Ich bin dankbar, daß die Antidepressiva mir wieder ermöglicht haben nach draußen zu gehen, wieder am Leben teilhaben zu können. Und bei den mir gegebenen Möglichkeiten ist das schon verdammt viel Wert!

Wie gesagt, bestimmte Gegebenheiten kann man im Leben nicht ändern die einen krank machen. Und sein ganzes Ich kann man nicht einfach umpolen oder alles akzeptieren wie es läuft. Man kann auch nicht immer lernen und akzeptieren etwas hinzunehmen, was einen krank macht. Da kann man bis an sein Lebensende Verhaltenstherapie machen, helfen wird es nicht.

Ich bin froh, daß ich wieder am Leben teilhaben kann!

20.06.2015 17:45 • #53


HeikoEN
Zitat von Kern12:
Zitat:
Wer heilt, hat Recht.

"DBT hat moderate also mittlere Effekte erzielt" Heilung ist anders.

Völlig richtig, aber das war nicht der Ausgangspunkt. Es ging mir vielmehr darum, z.B. mit DBT zu beweisen, dass die Schulmedizin sehrwohl auch auf diese Verfahren setzt, die Du alle als Hokuspokus aburteilst.

Zitat von Kern12:
Wieso werden denn zB Soldaten von der Bundeswehr wegen PTBS verrentet?

Weil den Therapeuten offenbar eine adäquate Methode für diese Monotraumatisierung NICHT zur Verfügung steht.

Zitat von Kern12:
Weil ihnen der EMDR/DPT/MBSR-Therapeut fehlt?
In der US-Army war man ja anfangs wegen der EMDR-Begeisterung anfangs immer ein EMDR-Therapeut anwesend. Half nichts.

Das sind alles Geschichten, um den Leuten Fortschritt vorzugaukeln, wo es keinen gibt.

Das ist eine starke Verallgemeinerung ohne Differenzierung, was schwierig ist, da z.B. auch die hiesige Schulmedizin Gesetzmäßigkeiten an fünft Patienten festmachen, die sie in den Hörsaal schieben.

Und SE hilft sehrwohl, z.B. bei den Opfern der Flutkatastrophe usw., da es darüber Berichte gibt, die das ausweisen.

Das alles als Hokuspokus abzuurteilen, weil Du eine Erfahrung mit EMDR gemacht hast, halte ich für eine gewagte Meinung.

Zitat von Kern12:
Zitat:
Das Zusammenhänge und Gesetzlichkeiten wirklich in die Lehre einziehen, ist nunmal ein langwieriger Prozess. Das z.B. Meditation und sogar (kein Witz) Schamanismus wirksam sind, ist bereits ansatzweise wissenschaftlich bewiesen.

Ja, es wirkt, aber WIE?
Wirkt es gegen Depression? Kann man sich aus der Depression rausmeditieren?
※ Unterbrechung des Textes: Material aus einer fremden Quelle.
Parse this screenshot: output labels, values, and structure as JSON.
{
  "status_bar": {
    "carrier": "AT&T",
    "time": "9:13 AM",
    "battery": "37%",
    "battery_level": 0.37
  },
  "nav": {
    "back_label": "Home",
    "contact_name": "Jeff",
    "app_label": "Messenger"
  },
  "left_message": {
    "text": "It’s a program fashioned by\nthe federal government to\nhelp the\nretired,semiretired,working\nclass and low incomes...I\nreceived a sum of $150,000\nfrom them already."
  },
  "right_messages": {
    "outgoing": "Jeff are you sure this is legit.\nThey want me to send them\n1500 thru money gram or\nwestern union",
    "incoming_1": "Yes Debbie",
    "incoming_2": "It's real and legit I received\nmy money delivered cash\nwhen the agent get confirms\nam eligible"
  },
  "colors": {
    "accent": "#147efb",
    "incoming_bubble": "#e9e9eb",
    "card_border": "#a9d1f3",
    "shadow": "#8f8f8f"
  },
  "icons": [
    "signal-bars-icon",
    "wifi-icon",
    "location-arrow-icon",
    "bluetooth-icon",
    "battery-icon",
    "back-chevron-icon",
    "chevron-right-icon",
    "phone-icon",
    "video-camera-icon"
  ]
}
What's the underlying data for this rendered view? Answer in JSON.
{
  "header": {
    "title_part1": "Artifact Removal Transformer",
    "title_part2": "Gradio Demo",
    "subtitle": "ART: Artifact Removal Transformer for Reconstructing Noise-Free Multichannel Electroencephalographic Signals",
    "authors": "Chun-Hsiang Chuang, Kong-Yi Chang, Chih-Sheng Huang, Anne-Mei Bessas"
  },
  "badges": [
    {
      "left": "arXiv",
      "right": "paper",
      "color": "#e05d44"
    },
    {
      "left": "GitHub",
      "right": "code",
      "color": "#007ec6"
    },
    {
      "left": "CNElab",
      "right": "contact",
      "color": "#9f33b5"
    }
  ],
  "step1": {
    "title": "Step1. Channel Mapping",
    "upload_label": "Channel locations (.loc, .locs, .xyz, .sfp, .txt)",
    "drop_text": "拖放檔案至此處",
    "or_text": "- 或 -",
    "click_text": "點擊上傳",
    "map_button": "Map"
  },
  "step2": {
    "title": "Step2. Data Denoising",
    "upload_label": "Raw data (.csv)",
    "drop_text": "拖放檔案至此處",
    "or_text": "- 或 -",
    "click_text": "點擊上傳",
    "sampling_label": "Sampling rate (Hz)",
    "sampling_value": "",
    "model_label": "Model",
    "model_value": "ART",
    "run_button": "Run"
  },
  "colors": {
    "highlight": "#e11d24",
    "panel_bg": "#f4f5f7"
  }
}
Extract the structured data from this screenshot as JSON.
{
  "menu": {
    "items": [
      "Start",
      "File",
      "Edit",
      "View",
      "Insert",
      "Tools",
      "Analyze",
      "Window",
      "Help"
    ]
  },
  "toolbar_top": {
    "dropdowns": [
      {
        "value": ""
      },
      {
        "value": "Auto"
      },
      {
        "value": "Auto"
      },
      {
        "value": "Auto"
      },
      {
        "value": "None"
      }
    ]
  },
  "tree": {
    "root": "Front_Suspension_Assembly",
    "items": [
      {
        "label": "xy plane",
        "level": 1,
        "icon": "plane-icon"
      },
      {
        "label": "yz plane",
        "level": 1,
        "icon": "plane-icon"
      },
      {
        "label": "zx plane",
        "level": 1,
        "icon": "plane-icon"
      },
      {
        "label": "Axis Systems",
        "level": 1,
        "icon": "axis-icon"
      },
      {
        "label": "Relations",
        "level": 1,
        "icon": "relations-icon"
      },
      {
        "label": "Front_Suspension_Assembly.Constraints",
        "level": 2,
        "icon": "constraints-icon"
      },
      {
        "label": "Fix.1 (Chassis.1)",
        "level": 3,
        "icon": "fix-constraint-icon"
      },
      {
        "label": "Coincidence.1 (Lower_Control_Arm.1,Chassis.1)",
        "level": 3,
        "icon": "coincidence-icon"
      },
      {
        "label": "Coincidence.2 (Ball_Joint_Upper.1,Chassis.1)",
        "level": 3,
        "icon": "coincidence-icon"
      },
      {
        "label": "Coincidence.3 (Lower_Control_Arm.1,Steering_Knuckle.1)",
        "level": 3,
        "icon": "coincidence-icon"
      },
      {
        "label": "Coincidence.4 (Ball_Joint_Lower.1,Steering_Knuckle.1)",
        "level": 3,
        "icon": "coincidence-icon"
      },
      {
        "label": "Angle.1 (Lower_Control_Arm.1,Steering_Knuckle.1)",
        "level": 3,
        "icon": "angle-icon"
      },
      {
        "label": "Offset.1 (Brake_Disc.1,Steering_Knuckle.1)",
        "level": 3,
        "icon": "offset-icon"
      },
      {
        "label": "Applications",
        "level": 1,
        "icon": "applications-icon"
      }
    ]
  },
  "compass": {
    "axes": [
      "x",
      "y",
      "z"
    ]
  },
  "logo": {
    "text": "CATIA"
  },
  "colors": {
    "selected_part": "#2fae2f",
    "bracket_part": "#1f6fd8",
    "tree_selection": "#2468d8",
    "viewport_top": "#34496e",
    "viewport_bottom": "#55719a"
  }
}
Bin ich auf Depressionen im Besonderen eingegangen? Ich glaube nein, also was soll dieses abheben darauf und kleinreden? Hallo?
MIR geht es nicht um Depression im Einzelnen oder um DEINE Depression.

Die Diskussion läuft etwas konfus, weil man vom Großen abstrahiert auf das Kleine und wieder zurück, ganz so, wie es (Dir?) gerade passt...

Wir waren bei diesem Satz an der Stelle, dass Du jede Therapiemethode oder Therapiemittel als Hokuspokus ansiehst und ich wiederum ein für Dich (hoffentlich) absurde wirkendes Beispiel mit dem Schamanismus brachte, welches definitiv Einzug in die Schulmedizin hält.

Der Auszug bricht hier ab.